The mind not only observes the body, it directs some of its movements. Similarly, the body not only influences mental states, it also responds to them. If the mind observes and directs the body while the body influences and responds to the mind, the two are in relationship.
Functional brain imaging shows the prefrontal cortex (PFC) becoming more active during analysis, judging, planning, and so on. These studies and others suggest that our most characteristically human functions—and our human minds—depend on brain tissue located just behind the forehead. Interestingly, this is also where Eastern meditative traditions place the ‘third eye’ chakra, the seat of intellect.
If the PFC is somehow central to our experience of human consciousness, it’s worth asking about what the rest of the brain contributes. The answer is: a lot. It organizes incoming sensory data into higher level perception; it combines information about self and environment and colors experience with emotional tone; it generates complex motor output that permits complex movements; it serves up drive states to motivate actions needed to survive and reproduce; it regulates body functions essential to life. The PFC may analyze, comment, and offer direction, but the rest of the brain does everything else.
In a broad sense consciousness is built up from everything that happens in the brain and body, and it is in this sense that mind and body are one.
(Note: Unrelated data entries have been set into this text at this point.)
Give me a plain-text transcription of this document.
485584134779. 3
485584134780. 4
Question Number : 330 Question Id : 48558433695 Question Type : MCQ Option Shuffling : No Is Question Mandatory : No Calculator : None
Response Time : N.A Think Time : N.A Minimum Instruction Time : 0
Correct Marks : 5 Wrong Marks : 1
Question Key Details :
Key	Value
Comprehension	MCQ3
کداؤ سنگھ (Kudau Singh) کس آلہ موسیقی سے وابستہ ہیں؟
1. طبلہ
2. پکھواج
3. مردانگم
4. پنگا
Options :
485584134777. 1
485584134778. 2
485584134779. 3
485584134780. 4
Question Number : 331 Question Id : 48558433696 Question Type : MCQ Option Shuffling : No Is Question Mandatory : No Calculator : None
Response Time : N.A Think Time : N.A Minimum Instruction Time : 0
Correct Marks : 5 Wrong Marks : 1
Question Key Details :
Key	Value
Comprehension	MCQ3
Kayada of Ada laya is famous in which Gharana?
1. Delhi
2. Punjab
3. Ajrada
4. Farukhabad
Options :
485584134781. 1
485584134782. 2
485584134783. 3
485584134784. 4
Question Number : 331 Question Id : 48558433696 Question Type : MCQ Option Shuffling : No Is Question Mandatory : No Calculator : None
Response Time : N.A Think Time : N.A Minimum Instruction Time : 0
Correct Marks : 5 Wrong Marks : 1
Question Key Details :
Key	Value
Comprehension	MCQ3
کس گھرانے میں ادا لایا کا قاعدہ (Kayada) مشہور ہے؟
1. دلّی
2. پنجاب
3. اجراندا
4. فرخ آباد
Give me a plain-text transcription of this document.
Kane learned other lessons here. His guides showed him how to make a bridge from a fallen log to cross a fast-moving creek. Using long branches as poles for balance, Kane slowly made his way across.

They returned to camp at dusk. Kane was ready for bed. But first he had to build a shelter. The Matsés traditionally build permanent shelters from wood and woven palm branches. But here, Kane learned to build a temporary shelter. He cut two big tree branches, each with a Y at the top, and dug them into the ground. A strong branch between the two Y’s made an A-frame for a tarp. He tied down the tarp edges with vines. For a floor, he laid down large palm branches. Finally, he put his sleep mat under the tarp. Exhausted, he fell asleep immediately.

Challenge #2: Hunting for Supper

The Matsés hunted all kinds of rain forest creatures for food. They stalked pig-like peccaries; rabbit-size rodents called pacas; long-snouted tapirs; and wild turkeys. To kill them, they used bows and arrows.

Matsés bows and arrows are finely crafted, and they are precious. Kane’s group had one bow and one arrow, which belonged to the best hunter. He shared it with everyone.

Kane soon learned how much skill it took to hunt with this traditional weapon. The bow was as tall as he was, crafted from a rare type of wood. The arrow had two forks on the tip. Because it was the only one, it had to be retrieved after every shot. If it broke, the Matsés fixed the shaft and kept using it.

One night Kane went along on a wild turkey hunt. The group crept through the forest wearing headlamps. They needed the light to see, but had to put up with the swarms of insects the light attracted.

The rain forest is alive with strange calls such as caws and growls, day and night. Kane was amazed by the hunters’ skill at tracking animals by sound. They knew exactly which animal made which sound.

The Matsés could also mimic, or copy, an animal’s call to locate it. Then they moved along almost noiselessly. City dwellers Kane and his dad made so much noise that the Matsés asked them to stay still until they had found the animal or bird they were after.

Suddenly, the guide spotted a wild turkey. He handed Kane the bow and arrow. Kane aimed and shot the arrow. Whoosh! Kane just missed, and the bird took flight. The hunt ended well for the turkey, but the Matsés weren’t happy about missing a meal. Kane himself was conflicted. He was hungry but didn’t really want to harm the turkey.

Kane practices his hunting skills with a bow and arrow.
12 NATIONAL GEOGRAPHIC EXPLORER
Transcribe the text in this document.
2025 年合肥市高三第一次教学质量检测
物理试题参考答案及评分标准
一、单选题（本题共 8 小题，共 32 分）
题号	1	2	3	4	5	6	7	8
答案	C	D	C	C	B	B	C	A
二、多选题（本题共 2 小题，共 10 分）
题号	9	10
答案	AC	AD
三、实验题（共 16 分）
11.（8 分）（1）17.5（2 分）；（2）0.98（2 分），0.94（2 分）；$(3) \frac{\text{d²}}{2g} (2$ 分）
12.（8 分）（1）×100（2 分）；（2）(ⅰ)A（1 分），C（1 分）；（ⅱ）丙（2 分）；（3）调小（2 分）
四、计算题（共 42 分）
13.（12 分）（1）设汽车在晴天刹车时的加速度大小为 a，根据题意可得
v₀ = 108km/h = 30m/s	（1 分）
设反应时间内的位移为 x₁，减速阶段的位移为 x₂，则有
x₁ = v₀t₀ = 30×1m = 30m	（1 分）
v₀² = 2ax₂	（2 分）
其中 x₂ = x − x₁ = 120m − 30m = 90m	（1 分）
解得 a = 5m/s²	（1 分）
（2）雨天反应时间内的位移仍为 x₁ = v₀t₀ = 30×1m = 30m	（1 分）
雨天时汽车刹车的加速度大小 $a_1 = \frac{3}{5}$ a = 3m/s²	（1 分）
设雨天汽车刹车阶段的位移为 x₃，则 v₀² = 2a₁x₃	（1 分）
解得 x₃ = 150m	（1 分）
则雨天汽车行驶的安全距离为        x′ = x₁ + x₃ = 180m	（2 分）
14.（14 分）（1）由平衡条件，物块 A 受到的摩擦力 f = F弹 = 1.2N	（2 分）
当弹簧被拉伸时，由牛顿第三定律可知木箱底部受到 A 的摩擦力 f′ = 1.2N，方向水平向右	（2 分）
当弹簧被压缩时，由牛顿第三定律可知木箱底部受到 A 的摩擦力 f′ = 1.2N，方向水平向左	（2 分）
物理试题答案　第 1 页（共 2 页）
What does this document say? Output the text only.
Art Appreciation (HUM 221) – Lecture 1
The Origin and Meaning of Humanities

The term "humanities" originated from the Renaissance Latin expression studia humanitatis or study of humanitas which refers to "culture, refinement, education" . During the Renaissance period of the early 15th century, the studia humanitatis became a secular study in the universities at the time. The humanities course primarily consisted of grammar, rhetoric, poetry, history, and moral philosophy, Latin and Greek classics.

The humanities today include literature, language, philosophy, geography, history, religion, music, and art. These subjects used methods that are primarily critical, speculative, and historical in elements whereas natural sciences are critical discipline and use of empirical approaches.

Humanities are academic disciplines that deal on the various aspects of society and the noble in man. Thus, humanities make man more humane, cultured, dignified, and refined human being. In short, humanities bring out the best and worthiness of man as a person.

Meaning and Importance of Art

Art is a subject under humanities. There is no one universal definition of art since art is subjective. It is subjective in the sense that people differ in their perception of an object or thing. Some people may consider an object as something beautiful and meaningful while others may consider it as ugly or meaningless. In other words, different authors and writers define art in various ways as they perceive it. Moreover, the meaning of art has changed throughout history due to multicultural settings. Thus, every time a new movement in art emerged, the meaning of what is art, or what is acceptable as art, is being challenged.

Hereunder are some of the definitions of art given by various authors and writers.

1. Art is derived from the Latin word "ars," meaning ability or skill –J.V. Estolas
But what we ordinarily mean by the word ‘mind’ is our thinking, judging, and planning; in other words, we mean the human mind and its PFC-centered activities.
Whether we criticize the body or appreciate it, punish or nurture it, command or serve it, depends on how we think, judge, and plan. Therefore, the relationship between mind and body may be reducible–at least to a first approximation–to the relationship between the PFC and everything else. Fortunately, both meditative and psychological traditions offer tools to help us think more positively, judge less harshly, and plan more ethically.
This is good news for the mind-body relationship. However we frame it philosophically, we can improve it!